New Zealand wool carpet manufacturer

Bremworth Limited (formerly Cavalier Corporation) is a New Zealand company specializing in the manufacture of broadloom wool carpet. Floated in 1984, the company was once included in the NZX 50 share index, as one of New Zealand's 50 largest public companies.
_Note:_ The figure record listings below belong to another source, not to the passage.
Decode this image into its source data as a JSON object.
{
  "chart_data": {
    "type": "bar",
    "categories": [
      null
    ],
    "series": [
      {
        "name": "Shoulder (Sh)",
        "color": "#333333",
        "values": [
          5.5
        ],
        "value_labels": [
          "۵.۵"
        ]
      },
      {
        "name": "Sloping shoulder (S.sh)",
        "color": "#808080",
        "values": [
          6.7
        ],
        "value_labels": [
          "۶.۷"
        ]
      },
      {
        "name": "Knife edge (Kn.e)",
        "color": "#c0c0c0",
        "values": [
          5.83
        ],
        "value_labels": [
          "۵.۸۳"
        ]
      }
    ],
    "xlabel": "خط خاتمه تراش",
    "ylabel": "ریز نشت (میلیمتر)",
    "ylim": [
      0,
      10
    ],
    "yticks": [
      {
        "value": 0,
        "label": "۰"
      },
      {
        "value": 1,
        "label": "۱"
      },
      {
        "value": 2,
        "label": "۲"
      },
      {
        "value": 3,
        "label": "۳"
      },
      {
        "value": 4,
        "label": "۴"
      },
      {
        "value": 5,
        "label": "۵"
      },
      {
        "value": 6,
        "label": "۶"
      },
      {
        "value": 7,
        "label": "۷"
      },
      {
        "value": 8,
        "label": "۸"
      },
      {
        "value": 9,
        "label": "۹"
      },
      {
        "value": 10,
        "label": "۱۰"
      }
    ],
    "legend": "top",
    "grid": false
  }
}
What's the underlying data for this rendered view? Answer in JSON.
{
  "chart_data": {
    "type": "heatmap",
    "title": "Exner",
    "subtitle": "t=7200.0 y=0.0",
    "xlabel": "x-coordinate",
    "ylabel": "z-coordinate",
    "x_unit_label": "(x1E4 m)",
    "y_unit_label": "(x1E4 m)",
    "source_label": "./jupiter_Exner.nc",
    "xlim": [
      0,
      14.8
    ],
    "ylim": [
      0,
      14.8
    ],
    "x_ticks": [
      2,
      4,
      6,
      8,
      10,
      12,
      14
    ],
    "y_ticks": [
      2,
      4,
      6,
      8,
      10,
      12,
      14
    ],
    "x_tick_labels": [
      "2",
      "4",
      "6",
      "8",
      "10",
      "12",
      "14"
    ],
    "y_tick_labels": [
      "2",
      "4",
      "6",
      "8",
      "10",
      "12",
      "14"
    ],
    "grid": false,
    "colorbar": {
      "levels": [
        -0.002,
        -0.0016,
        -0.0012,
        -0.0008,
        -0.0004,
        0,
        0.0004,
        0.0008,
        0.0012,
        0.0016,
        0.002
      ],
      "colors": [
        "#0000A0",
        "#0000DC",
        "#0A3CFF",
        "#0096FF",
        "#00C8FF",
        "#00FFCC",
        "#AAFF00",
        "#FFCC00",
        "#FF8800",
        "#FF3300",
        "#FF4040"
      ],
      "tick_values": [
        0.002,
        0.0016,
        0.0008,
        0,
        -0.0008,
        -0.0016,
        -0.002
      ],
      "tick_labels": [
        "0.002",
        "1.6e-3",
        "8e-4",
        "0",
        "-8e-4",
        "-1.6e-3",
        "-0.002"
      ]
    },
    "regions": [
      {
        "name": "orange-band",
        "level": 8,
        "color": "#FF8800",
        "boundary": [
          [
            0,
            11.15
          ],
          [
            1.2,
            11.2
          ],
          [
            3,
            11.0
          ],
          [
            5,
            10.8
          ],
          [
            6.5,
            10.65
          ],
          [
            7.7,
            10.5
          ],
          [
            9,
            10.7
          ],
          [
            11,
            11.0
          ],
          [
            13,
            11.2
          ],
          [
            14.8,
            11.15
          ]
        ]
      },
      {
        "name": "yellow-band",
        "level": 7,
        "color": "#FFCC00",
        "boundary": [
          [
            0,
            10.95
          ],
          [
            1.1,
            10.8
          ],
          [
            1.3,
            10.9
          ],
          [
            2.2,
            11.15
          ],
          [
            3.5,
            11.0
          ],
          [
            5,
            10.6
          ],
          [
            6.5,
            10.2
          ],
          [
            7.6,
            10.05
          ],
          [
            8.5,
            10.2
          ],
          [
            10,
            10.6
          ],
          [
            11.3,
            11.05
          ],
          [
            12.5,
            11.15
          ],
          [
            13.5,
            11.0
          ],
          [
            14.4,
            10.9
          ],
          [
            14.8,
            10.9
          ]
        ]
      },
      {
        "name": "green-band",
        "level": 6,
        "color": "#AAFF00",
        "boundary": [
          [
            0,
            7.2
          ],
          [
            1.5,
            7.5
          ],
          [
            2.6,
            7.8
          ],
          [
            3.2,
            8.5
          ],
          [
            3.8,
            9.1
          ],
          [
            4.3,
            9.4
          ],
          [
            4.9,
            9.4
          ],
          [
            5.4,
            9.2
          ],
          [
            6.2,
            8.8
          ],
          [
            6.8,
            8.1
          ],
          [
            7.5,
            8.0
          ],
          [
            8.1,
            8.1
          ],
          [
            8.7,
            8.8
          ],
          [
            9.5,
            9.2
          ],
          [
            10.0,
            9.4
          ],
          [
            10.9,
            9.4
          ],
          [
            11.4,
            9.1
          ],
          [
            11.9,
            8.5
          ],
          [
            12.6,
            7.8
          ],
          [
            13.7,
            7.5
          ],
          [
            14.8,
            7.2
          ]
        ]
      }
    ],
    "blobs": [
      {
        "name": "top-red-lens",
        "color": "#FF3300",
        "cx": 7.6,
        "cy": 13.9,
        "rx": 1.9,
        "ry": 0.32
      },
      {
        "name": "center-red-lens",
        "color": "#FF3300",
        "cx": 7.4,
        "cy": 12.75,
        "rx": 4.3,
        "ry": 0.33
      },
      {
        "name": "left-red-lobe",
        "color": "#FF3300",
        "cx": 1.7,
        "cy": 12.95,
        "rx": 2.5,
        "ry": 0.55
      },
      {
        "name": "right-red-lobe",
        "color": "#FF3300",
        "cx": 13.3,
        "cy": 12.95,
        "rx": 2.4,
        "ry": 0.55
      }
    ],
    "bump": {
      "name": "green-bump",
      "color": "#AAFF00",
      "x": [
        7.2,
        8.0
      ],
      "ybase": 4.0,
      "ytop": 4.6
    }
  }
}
It left the NZX50 due to a low market capitalisation in January 2013.

==History==
Doug Bremner formed the Bremworth Carpet Company and established a small carpet factory in Papatoetoe, Auckland, in 1959. UEB Industries bought the company in 1967. Tony Timpson and Grant Biel left UEB and formed Cavalier Carpets as an all-wool carpet manufacturer in Wiri, Auckland, in 1972. Cavalier Carpets bought Bremworth Carpet from New Zealand Equities in 1988, and the merged companies rebranded as Cavalier Bremworth in 1991. The parent company, Cavalier Corporation, changed its name to Bremworth Ltd in 2021.

==Group holdings==
- 100% ownership of Bremworth Carpets and Rugs Limited, which has representation across Australia and New Zealand as well as a carpet manufacturing plant in Auckland.
- 100% ownership of Bremworth Spinners, which operates yarn spinning plants in Napier and Whanganui.
- 100% ownership of Elco Direct Ltd., a wool procurement company.